Of course, we all now know that in his prime Fox developed Parkinson’s disease, an ailment he managed to keep a secret for many years. Since going public with his diagnosis, he has become an inspirational figure to many thanks to his eternal optimism and the fact that, despite worsening symptoms, he has always put himself out there (he recently retired from acting but still do frequent public appearances). Damn, he Curbstone Your enthusiasmhe even milked the condition for laughs, which very few people would have the courage to do.
STILL: A Michael J. Fox movie is the latest documentary from Davis Guggenheim who made An inconvenient truth, Waiting for Superman, He called me Malala and many more breakout documentary hits. He specializes in stories to inspire and STILL is no exception. Fox is an open book here, allowing Guggenheim to describe the ever-worsening effects of his condition. We’ve never seen Fox like this, as when he’s done movies and TV (and interviews), he’s been on medication that helps control the symptoms to some extent. Here he gives us the opportunity to see how bad it can be.

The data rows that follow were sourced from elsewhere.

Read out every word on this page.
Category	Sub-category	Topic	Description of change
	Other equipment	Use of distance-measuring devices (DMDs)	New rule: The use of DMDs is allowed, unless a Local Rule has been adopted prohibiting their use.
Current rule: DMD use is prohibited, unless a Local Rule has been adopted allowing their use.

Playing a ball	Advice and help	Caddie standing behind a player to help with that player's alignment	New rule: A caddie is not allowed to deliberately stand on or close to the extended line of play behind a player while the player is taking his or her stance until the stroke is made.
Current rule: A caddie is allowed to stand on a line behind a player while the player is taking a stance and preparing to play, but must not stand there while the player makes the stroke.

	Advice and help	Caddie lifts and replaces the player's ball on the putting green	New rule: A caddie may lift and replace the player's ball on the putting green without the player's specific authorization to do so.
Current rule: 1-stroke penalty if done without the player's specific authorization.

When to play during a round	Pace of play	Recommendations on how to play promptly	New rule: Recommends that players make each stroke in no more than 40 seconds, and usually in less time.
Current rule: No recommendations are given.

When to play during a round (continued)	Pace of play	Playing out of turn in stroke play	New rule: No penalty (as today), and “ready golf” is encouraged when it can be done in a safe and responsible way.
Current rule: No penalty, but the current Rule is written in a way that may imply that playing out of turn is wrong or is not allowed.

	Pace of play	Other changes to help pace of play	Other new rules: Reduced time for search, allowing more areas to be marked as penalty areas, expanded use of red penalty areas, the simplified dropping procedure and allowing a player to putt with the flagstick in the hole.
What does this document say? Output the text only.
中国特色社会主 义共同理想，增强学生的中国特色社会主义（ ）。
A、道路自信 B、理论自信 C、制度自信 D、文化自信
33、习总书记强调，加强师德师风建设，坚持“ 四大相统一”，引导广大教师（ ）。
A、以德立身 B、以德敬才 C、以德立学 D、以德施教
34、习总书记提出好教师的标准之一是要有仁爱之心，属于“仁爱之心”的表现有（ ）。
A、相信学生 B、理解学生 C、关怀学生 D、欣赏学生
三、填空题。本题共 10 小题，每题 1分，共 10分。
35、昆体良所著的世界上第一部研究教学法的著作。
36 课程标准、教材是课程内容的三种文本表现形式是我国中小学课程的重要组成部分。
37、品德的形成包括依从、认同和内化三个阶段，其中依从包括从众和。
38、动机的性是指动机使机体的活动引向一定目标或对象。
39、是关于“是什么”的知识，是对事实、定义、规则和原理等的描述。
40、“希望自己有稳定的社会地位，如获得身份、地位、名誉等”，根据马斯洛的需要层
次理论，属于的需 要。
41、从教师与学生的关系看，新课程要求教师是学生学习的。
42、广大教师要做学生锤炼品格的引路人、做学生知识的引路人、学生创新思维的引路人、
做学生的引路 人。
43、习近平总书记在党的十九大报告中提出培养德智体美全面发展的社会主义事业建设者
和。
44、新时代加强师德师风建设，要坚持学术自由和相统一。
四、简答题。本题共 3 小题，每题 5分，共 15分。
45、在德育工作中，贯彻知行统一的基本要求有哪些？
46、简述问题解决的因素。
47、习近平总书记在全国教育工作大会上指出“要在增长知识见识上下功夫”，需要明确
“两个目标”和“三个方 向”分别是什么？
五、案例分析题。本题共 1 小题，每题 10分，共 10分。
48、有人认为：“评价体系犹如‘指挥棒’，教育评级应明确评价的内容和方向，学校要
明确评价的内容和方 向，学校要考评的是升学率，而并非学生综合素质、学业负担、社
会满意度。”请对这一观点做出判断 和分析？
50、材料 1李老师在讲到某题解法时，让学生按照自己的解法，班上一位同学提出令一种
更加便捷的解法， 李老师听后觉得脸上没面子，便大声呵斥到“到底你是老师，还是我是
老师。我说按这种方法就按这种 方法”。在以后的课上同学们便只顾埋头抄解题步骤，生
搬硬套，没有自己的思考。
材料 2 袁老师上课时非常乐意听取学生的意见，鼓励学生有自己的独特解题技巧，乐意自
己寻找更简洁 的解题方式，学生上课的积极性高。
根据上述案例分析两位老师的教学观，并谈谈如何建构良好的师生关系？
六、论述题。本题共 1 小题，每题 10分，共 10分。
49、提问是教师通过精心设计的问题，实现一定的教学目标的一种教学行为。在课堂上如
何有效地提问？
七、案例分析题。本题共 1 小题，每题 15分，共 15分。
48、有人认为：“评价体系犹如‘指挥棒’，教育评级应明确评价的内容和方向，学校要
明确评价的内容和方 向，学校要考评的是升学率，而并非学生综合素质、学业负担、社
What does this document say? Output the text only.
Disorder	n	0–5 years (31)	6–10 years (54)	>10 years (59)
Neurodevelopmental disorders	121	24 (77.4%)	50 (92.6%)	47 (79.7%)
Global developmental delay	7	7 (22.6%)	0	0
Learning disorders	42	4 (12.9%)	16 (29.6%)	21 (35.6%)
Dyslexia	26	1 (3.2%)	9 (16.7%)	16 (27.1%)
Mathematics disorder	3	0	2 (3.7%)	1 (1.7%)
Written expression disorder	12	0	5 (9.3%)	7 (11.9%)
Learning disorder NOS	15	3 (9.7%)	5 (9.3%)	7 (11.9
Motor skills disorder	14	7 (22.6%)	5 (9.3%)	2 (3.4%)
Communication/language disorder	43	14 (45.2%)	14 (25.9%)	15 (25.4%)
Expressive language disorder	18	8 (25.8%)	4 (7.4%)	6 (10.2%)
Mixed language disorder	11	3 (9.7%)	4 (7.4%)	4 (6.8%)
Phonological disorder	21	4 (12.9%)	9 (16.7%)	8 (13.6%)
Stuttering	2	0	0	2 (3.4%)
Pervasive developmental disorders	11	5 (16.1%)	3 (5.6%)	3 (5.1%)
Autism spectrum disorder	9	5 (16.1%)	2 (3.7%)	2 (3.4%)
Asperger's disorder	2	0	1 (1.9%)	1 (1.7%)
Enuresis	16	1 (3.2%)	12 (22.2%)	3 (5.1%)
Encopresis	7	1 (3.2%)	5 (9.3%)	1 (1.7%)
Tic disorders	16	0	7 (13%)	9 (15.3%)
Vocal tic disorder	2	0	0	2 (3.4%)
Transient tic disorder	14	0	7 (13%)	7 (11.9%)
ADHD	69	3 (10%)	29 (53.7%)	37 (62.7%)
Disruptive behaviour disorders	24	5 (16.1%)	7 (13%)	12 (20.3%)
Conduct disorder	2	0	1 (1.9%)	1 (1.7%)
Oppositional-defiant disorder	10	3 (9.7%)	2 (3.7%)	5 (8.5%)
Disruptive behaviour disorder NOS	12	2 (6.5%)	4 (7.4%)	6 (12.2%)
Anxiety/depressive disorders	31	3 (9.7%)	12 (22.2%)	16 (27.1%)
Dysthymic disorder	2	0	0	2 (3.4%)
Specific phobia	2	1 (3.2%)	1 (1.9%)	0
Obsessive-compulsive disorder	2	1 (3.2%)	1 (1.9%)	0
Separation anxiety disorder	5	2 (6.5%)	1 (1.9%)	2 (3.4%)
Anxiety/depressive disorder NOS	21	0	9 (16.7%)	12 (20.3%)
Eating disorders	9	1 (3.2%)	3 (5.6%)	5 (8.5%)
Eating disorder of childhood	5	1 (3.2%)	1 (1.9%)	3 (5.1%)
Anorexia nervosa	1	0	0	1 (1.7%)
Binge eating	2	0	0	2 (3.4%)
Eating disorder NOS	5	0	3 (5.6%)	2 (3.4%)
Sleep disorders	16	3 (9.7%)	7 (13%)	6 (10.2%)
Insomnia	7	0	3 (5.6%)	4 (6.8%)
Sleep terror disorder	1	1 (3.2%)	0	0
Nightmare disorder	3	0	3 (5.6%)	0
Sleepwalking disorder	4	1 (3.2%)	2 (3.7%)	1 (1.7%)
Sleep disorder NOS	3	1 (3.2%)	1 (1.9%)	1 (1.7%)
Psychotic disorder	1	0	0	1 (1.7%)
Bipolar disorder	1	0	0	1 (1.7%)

But what’s inspiring about the film is Fox’s relentless optimism and good humor. If you have read his book, Lucky man, you will know that there is not an ounce of self-pity in the man. Over the course of the film, we see him sustain several serious injuries related to his condition, two of which require pins to be inserted into his face and hands. We see him working with occupational therapists as he tries to manage his symptoms, and his brave spirit is contagious. Through it all, Fox considers himself lucky to have a loving relationship with his devoted wife (and former co-star) Tracy Pollan and loves his children.
Guggenheim uses a wide range of footage from Fox’s career to dramatize his rise in Hollywood, delving into his lean years as a teenage actor to his eventual breakthrough on Family ties. The now legendary stories of Fox shooting Back to the Future and Family ties at the same time for three months is reported here. But Fox also opens up about his battle with alcoholism, admitting that his symptoms began after a particularly rough night of partying on the set of Doc Hollywood. He also acknowledges how bad some of his films from the mid-nineties were and reveals various sequences from the films that show him trying to hide his symptoms. His comeback has solidified with Spin Citybut footage from the show illustrates how he couldn’t keep his condition a secret.
If you have read Lucky man, many of these stories will be familiar, but there’s something extra compelling about watching Fox tell the various anecdotes. He lets us in and presents us with the brutal reality of his condition, but he never evokes pity – only admiration. Suffice it to say; this should be a crowd pleaser for Apple Films, who are set to release this film for streaming. If you’re a fan of Fox’s or feel like you just need a little motivation from a guy who’s seen his share of adversity, this is the doctor for you.